Effects of Defects and Dephasing on Charge and Spin Currents in Two-Dimensional Topological Insulators

TL;DR

This paper explores how defects and dephasing influence charge and spin transport in two-dimensional topological insulators, revealing robustness of spin-polarized currents and potential for novel quantum effects.

Contribution

It demonstrates the effects of various defects on electronic structure and transport in 2D TIs, including the robustness of spin-polarized currents against dephasing and Rashba interactions.

Findings

Defects alter local electronic structure and transport in TIs.

Spin-polarized currents remain stable despite dephasing and Rashba effects.

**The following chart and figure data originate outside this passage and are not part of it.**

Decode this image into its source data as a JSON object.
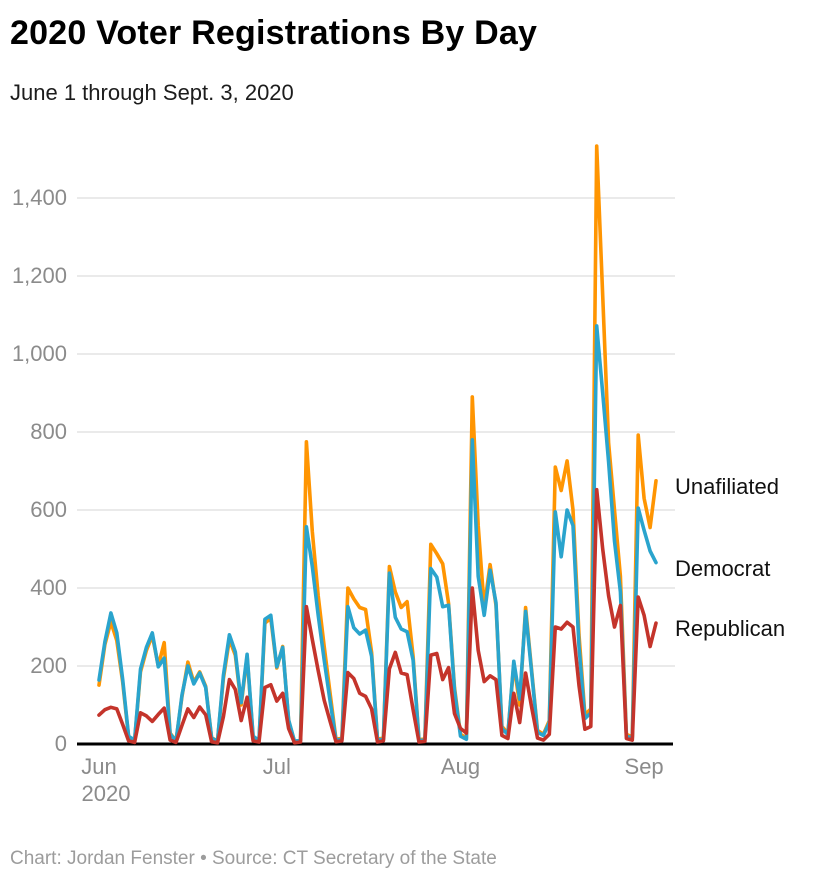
{
  "header": {
    "title": "2020 Voter Registrations By Day",
    "subtitle": "June 1 through Sept. 3, 2020"
  },
  "footer": {
    "text": "Chart: Jordan Fenster • Source: CT Secretary of the State"
  },
  "colors": {
    "unafiliated": "#ff9502",
    "democrat": "#2aa4cd",
    "republican": "#c4342b",
    "gridline": "#e4e4e4",
    "axis_line": "#000000",
    "axis_label": "#8b8b8b"
  },
  "chart_data": {
    "type": "line",
    "title": "2020 Voter Registrations By Day",
    "subtitle": "June 1 through Sept. 3, 2020",
    "x_start": "2020-06-01",
    "x_end": "2020-09-03",
    "x_interval": "day",
    "x_tick_labels": [
      "Jun",
      "Jul",
      "Aug",
      "Sep"
    ],
    "x_tick_day_index": [
      0,
      30,
      61,
      92
    ],
    "x_year_label": "2020",
    "y_ticks": [
      0,
      200,
      400,
      600,
      800,
      1000,
      1200,
      1400
    ],
    "y_tick_labels": [
      "0",
      "200",
      "400",
      "600",
      "800",
      "1,000",
      "1,200",
      "1,400"
    ],
    "ylim": [
      0,
      1550
    ],
    "grid": "horizontal",
    "legend_position": "end-of-line-labels-right",
    "series": [
      {
        "name": "Unafiliated",
        "color": "#ff9502",
        "values": [
          151,
          255,
          313,
          265,
          158,
          18,
          9,
          185,
          240,
          278,
          200,
          260,
          28,
          8,
          122,
          210,
          158,
          185,
          148,
          16,
          8,
          168,
          268,
          228,
          100,
          225,
          18,
          8,
          310,
          322,
          195,
          250,
          60,
          6,
          9,
          775,
          545,
          380,
          250,
          130,
          12,
          15,
          400,
          372,
          350,
          345,
          235,
          12,
          15,
          455,
          390,
          350,
          365,
          225,
          10,
          14,
          512,
          488,
          462,
          360,
          145,
          25,
          15,
          890,
          560,
          350,
          460,
          355,
          45,
          28,
          205,
          100,
          350,
          190,
          35,
          25,
          60,
          710,
          650,
          726,
          600,
          280,
          75,
          90,
          1533,
          1150,
          772,
          600,
          430,
          25,
          18,
          792,
          630,
          555,
          675
        ]
      },
      {
        "name": "Democrat",
        "color": "#2aa4cd",
        "values": [
          164,
          262,
          336,
          285,
          165,
          20,
          10,
          192,
          248,
          285,
          198,
          220,
          26,
          7,
          126,
          200,
          154,
          182,
          145,
          15,
          7,
          176,
          280,
          236,
          106,
          230,
          20,
          9,
          320,
          330,
          198,
          248,
          62,
          7,
          10,
          557,
          455,
          330,
          215,
          110,
          10,
          12,
          352,
          298,
          282,
          292,
          225,
          10,
          12,
          438,
          325,
          295,
          288,
          215,
          8,
          11,
          450,
          428,
          352,
          356,
          138,
          20,
          12,
          780,
          430,
          330,
          446,
          362,
          40,
          24,
          212,
          115,
          340,
          185,
          30,
          22,
          55,
          595,
          480,
          600,
          560,
          250,
          65,
          80,
          1072,
          900,
          723,
          520,
          390,
          20,
          15,
          605,
          548,
          495,
          465
        ]
      },
      {
        "name": "Republican",
        "color": "#c4342b",
        "values": [
          74,
          88,
          94,
          90,
          50,
          8,
          4,
          80,
          72,
          58,
          76,
          92,
          10,
          4,
          48,
          90,
          68,
          95,
          75,
          6,
          3,
          70,
          165,
          140,
          60,
          120,
          8,
          5,
          145,
          152,
          110,
          130,
          40,
          3,
          5,
          352,
          268,
          188,
          112,
          58,
          6,
          8,
          183,
          168,
          130,
          122,
          90,
          5,
          8,
          193,
          235,
          182,
          178,
          88,
          5,
          7,
          228,
          232,
          165,
          196,
          78,
          40,
          28,
          400,
          240,
          160,
          175,
          165,
          22,
          14,
          130,
          55,
          182,
          95,
          15,
          10,
          25,
          300,
          295,
          312,
          300,
          150,
          38,
          45,
          652,
          500,
          380,
          300,
          355,
          14,
          10,
          377,
          330,
          250,
          310
        ]
      }
    ]
  }
}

Sign of spin currents changes under symmetry operations.

Abstract

Using the non-equilibrium Keldysh Green's function formalism, we investigate the effect of defects on the electronic structure and transport properties of two-dimensional topological insulators (TI). We demonstrate how the spatial flow of charge changes between the topologically protected edge and bulk states and show that elastically and inelastically scattering defects that preserve the time reversal symmetry of the TI lead to qualitatively different effects on the TI's local electronic structure and its transport properties. Moreover, we show that the recently predicted ability to create highly spin-polarized currents by breaking the time-reversal symmetry of the TI via magnetic defects [Phys. Rev. B 93, 081401 (2016)] is robust against the inclusion of a Rashba spin-orbit interaction and the effects of dephasing, and remains unaffected by changes over a wide range of the TI's parameters. We discuss how the sign of the induced spin currents changes under symmetry operations, such as reversal of bias and gate voltages, or spatial reflections. Finally, we show that the insight into the interplay between topology and symmetry of the magnetic defects can be employed for the creation of novel quantum phenomena, such as highly localized magnetic fields inside the TI.